Fussball-Regeln

Die Hands-Regeln sind theoretisch top, praktisch aber ein Flop

Handspiel oder nicht? Eine Frage, an der sich die Geister (zu) häufig scheiden.

Handspiel oder nicht? Eine Frage, an der sich die Geister (zu) häufig scheiden.

Nicht zum ersten Mal sorgte am vergangenen Wochenende in der Bundesliga die undurchsichtige Handspielregel für rote Köpfe. Trainer wie Lucien Favre zählen zu den Kritikern – auch Schiedsrichter hätten es mit klareren Regeln einfacher.

Es läuft die 30. Minute im Bundesligaspiel vom vergangenen Sonntag in Mönchengladbach, der Mainzer Flügelspieler flankt zur Mitte und Julian Korb, Gladbachs Verteidiger, wehrt den Ball mit der Hand zum Eckball ab. Ein klarer Penalty, die Experten sind sich einig. Trotzdem ist Lucien Favre nach dem Spiel wütend und gibt zu Protokoll, dass diese Regel absurd sei und sicherlich nicht von einem Fussballexperten entwickelt worden sein könne. Wieso regt sich ein Trainer so fürchterlich auf, obwohl der Schiedsrichter zweifelsfrei richtig entschieden hat?

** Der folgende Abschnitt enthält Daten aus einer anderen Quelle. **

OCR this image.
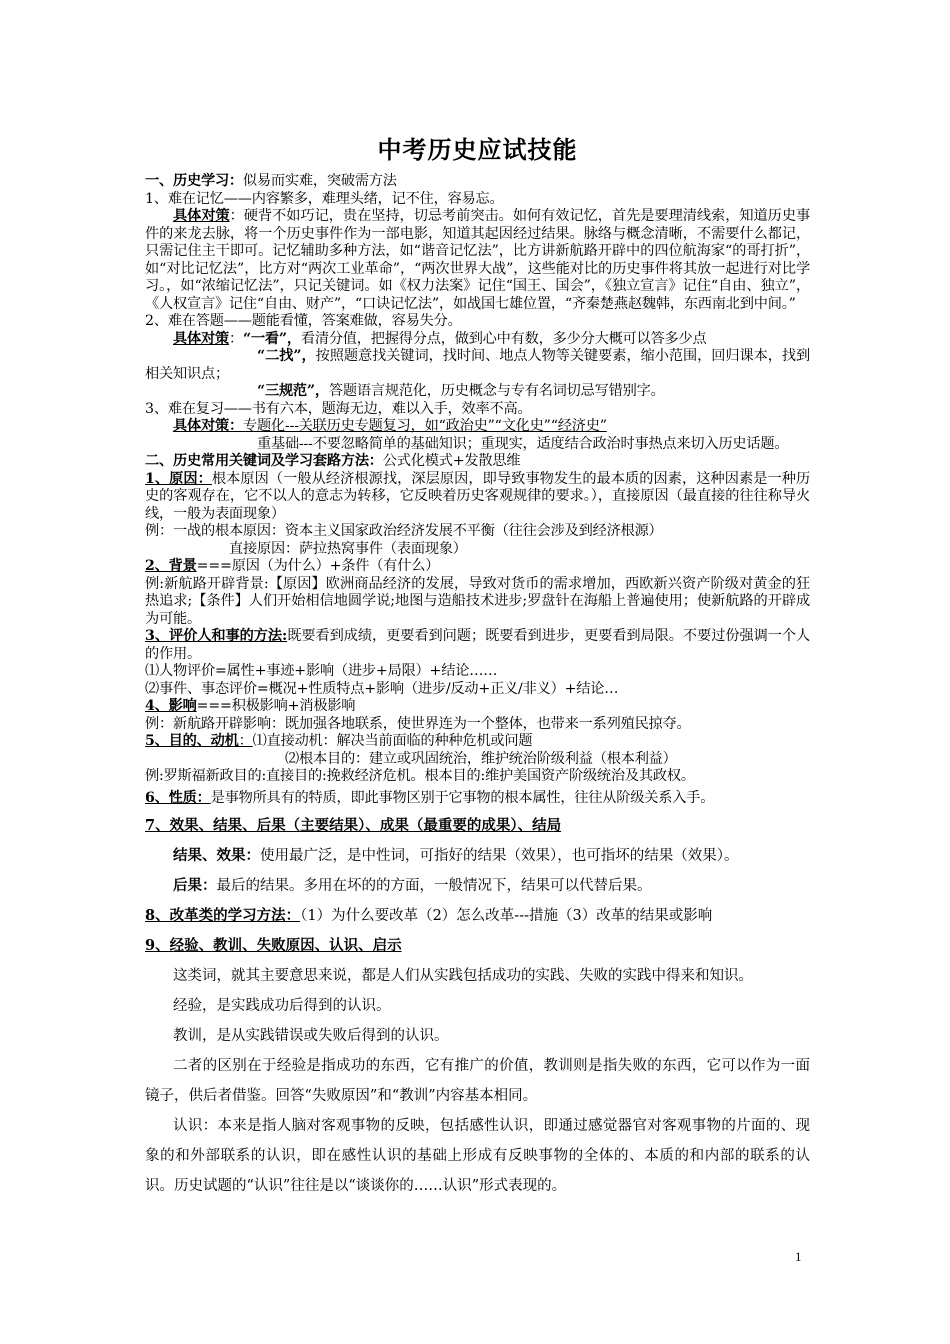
中考历史应试技能

一、历史学习：似易而实难，突破需方法

1、难在记忆——内容繁多，难理头绪，记不住，容易忘。

具体对策：硬背不如巧记，贵在坚持，切忌考前突击。如何有效记忆，首先是要理清线索，知道历史事件的来龙去脉，将一个历史事件作为一部电影，知道其起因经过结果。脉络与概念清晰，不需要什么都记，只需记住主干即可。记忆辅助多种方法，如“谐音记忆法”，比方讲新航路开辟中的四位航海家“的哥打折”，如“对比记忆法”，比方对“两次工业革命”，“两次世界大战”，这些能对比的历史事件将其放一起进行对比学习。，如“浓缩记忆法”，只记关键词。如《权力法案》记住“国王、国会”，《独立宣言》记住“自由、独立”，《人权宣言》记住“自由、财产”，“口诀记忆法”，如战国七雄位置，“齐秦楚燕赵魏韩，东西南北到中间。”

2、难在答题——题能看懂，答案难做，容易失分。

具体对策：“一看”，看清分值，把握得分点，做到心中有数，多少分大概可以答多少点

“二找”，按照题意找关键词，找时间、地点人物等关键要素，缩小范围，回归课本，找到相关知识点；

“三规范”，答题语言规范化，历史概念与专有名词切忌写错别字。

3、难在复习——书有六本，题海无边，难以入手，效率不高。

具体对策：专题化---关联历史专题复习，如“政治史”“文化史”“经济史”

重基础---不要忽略简单的基础知识；重现实，适度结合政治时事热点来切入历史话题。

二、历史常用关键词及学习套路方法：公式化模式+发散思维

1、原因：根本原因（一般从经济根源找，深层原因，即导致事物发生的最本质的因素，这种因素是一种历史的客观存在，它不以人的意志为转移，它反映着历史客观规律的要求。），直接原因（最直接的往往称导火线，一般为表面现象）

例：一战的根本原因：资本主义国家政治经济发展不平衡（往往会涉及到经济根源）

直接原因：萨拉热窝事件（表面现象）

2、背景===原因（为什么）+条件（有什么）

例:新航路开辟背景:【原因】欧洲商品经济的发展，导致对货币的需求增加，西欧新兴资产阶级对黄金的狂热追求;【条件】人们开始相信地圆学说;地图与造船技术进步;罗盘针在海船上普遍使用；使新航路的开辟成为可能。

3、评价人和事的方法:既要看到成绩，更要看到问题；既要看到进步，更要看到局限。不要过份强调一个人的作用。

⑴人物评价=属性+事迹+影响（进步+局限）+结论……

⑵事件、事态评价=概况+性质特点+影响（进步/反动+正义/非义）+结论…

4、影响===积极影响+消极影响

例：新航路开辟影响：既加强各地联系，使世界连为一个整体，也带来一系列殖民掠夺。

5、目的、动机：⑴直接动机：解决当前面临的种种危机或问题

⑵根本目的：建立或巩固统治，维护统治阶级利益（根本利益）

例:罗斯福新政目的:直接目的:挽救经济危机。根本目的:维护美国资产阶级统治及其政权。

6、性质：是事物所具有的特质，即此事物区别于它事物的根本属性，往往从阶级关系入手。

7、效果、结果、后果（主要结果）、成果（最重要的成果）、结局

结果、效果：使用最广泛，是中性词，可指好的结果（效果），也可指坏的结果（效果）。

后果：最后的结果。多用在坏的的方面，一般情况下，结果可以代替后果。

8、改革类的学习方法：（1）为什么要改革（2）怎么改革---措施（3）改革的结果或影响

9、经验、教训、失败原因、认识、启示

这类词，就其主要意思来说，都是人们从实践包括成功的实践、失败的实践中得来和知识。

经验，是实践成功后得到的认识。

教训，是从实践错误或失败后得到的认识。

二者的区别在于经验是指成功的东西，它有推广的价值，教训则是指失败的东西，它可以作为一面镜子，供后者借鉴。回答“失败原因”和“教训”内容基本相同。

认识：本来是指人脑对客观事物的反映，包括感性认识，即通过感觉器官对客观事物的片面的、现象的和外部联系的认识，即在感性认识的基础上形成有反映事物的全体的、本质的和内部的联系的认识。历史试题的“认识”往往是以“谈谈你的……认识”形式表现的。

1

Die offizielle Regel besagt, dass ein Berühren des Balles mit der Hand strafbar ist, wenn der Kontakt absichtlich geschieht. Dabei sollen die Schiedsrichter die Bewegung der Hand zum Ball, die Entfernung zwischen Gegner und Ball und die Position der Hand in Erwägung ziehen. Vor allem der letzte Punkt gibt oft zu reden, die Formulierung lässt viel Interpretationsspielraum.

Die Frage nach der unnatürlichen Handposition

Dieser Regelteil wird laut dem ehemaligen Spitzenschiedsrichter Urs Meier so ausgelegt, dass ein Handspiel dann zu ahnden ist, wenn eine unnatürliche Handposition vorliege oder wenn die Körperfläche vergrössert wird. «Solche Szenen werden in den Schiedsrichterschulungen analysiert und besprochen», bekräftigt auch Johannes von Mandach, Schiedsrichtertalent aus Brugg.

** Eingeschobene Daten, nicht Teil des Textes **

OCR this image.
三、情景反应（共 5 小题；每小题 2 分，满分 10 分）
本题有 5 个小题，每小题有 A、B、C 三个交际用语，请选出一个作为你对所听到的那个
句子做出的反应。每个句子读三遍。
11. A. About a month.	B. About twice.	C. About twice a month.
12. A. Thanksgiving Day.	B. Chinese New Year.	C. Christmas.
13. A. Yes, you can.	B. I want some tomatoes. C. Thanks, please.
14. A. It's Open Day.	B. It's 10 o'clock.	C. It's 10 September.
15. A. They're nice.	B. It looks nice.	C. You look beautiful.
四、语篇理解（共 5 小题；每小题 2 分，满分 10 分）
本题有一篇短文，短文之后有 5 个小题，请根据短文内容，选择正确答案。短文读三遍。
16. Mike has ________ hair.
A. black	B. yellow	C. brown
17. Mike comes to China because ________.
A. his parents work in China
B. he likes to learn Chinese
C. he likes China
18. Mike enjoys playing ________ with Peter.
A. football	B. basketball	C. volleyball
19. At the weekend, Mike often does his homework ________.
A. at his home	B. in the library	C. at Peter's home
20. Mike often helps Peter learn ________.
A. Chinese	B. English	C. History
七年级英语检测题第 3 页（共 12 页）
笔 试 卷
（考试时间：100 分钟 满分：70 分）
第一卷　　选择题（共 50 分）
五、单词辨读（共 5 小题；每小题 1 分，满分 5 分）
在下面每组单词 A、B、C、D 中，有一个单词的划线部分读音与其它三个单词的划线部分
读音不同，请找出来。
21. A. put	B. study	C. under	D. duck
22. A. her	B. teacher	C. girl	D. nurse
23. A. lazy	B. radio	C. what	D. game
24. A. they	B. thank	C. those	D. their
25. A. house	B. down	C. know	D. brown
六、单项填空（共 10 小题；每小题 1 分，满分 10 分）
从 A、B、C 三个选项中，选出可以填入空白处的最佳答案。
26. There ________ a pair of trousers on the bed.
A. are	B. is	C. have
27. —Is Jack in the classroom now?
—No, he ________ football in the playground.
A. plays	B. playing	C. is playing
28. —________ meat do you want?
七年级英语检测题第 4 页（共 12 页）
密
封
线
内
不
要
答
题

Offensichtlich aber nicht oft genug, denn die Diskussion nimmt kein Ende. Natürliche Bewegung oder nicht? Körper vergrössert oder nicht? Werden die Schiedsrichter schlicht überfordert? Man könnte über jede Situation ein Urteilsdossier eröffnen, so viele Aspekte müssen bei einer solchen Entscheidung berücksichtigt werden. Doch dem Schiedsrichter bleibt keine Zeit für Bürokratie. Jedes Zögern des Unparteiischen wird bereits als Unsicherheit taxiert. Schnelles Entscheiden ist gefordert.

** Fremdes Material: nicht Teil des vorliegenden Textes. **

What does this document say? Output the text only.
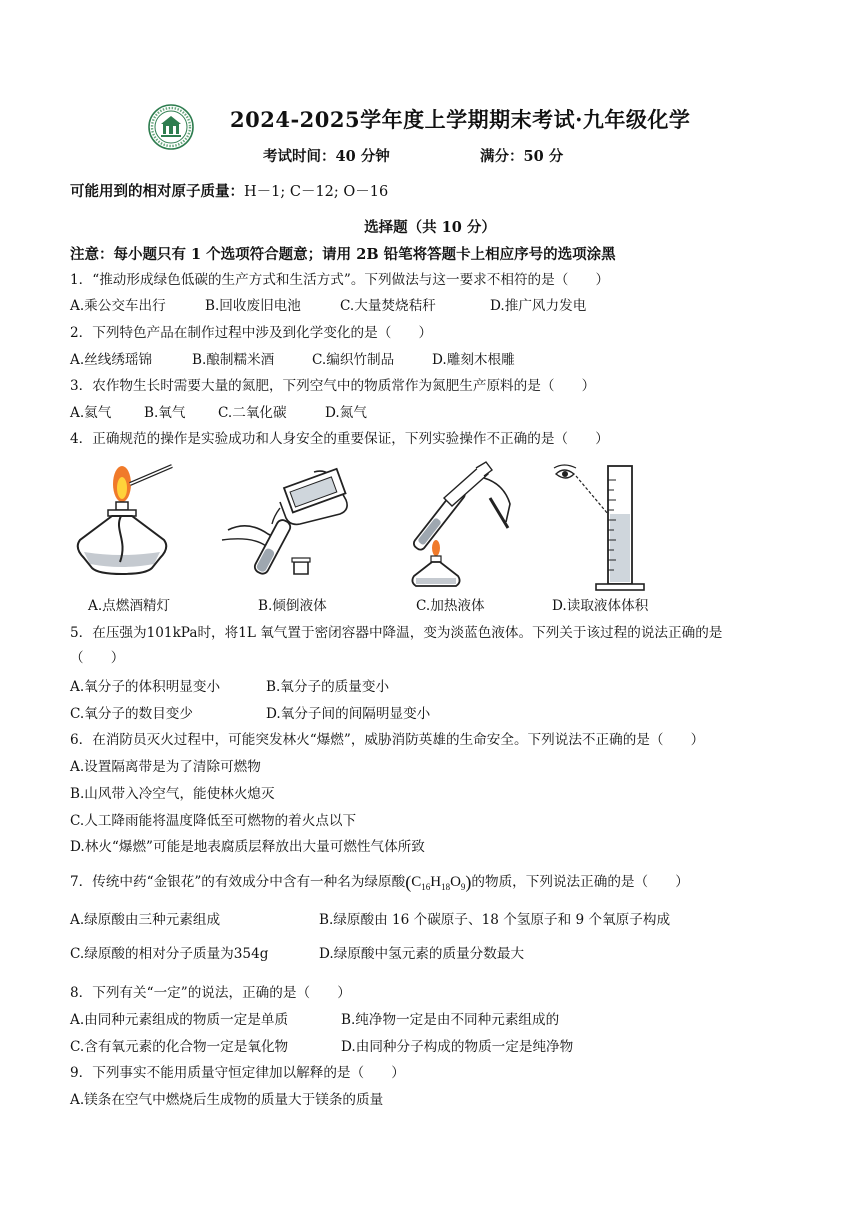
2024-2025学年度上学期期末考试·九年级化学
考试时间：40 分钟	满分：50 分
可能用到的相对原子质量：H－1; C－12; O－16
选择题（共 10 分）
注意：每小题只有 1 个选项符合题意；请用 2B 铅笔将答题卡上相应序号的选项涂黑
1．“推动形成绿色低碳的生产方式和生活方式”。下列做法与这一要求不相符的是（　　）
A.乘公交车出行	B.回收废旧电池	C.大量焚烧秸秆	D.推广风力发电
2．下列特色产品在制作过程中涉及到化学变化的是（　　）
A.丝线绣瑶锦	B.酿制糯米酒	C.编织竹制品	D.雕刻木根雕
3．农作物生长时需要大量的氮肥，下列空气中的物质常作为氮肥生产原料的是（　　）
A.氦气 B.氧气 C.二氧化碳	D.氮气
4．正确规范的操作是实验成功和人身安全的重要保证，下列实验操作不正确的是（　　）
A.点燃酒精灯	B.倾倒液体	C.加热液体	D.读取液体体积
5．在压强为101kPa时，将1L 氧气置于密闭容器中降温，变为淡蓝色液体。下列关于该过程的说法正确的是
（　　）
A.氧分子的体积明显变小	B.氧分子的质量变小
C.氧分子的数目变少	D.氧分子间的间隔明显变小
6．在消防员灭火过程中，可能突发林火“爆燃”，威胁消防英雄的生命安全。下列说法不正确的是（　　）
A.设置隔离带是为了清除可燃物
B.山风带入冷空气，能使林火熄灭
C.人工降雨能将温度降低至可燃物的着火点以下
D.林火“爆燃”可能是地表腐质层释放出大量可燃性气体所致
7．传统中药“金银花”的有效成分中含有一种名为绿原酸$(C_{16}H_{18}O_9)$的物质，下列说法正确的是（　　）
A.绿原酸由三种元素组成	B.绿原酸由 16 个碳原子、18 个氢原子和 9 个氧原子构成
C.绿原酸的相对分子质量为354g	D.绿原酸中氢元素的质量分数最大
8．下列有关“一定”的说法，正确的是（　　）
A.由同种元素组成的物质一定是单质	B.纯净物一定是由不同种元素组成的
C.含有氧元素的化合物一定是氧化物	D.由同种分子构成的物质一定是纯净物
9．下列事实不能用质量守恒定律加以解释的是（　　）
A.镁条在空气中燃烧后生成物的质量大于镁条的质量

Noch keine Lösung gefunden

Im Moment sind die Verbände bestrebt, die Schiedsrichter für diese sehr schwierige Aufgabe besser zu schulen. Doch wäre es nicht sinnvoller, die Regel zu konkretisieren und somit zu vereinfachen, um ihren Interpretationsspielraum einzudämmen? Wäre es, ist Schiedsrichter von Mandach überzeugt: «Oft ist es nur schon schwierig zu sehen, ob der Ball überhaupt mit der Hand berührt wurde oder nicht.» Und nach kurzem Überlegen fügt er an: «Wir Schiedsrichter wären vielleicht schon so gut instruiert, dass die Regel klar anwendbar wäre, jedoch ist den Spielern teilweise nicht klar, wie die Regel zu verstehen ist und das birgt leider auch Potenzial für Gehässigkeiten auf dem Platz.»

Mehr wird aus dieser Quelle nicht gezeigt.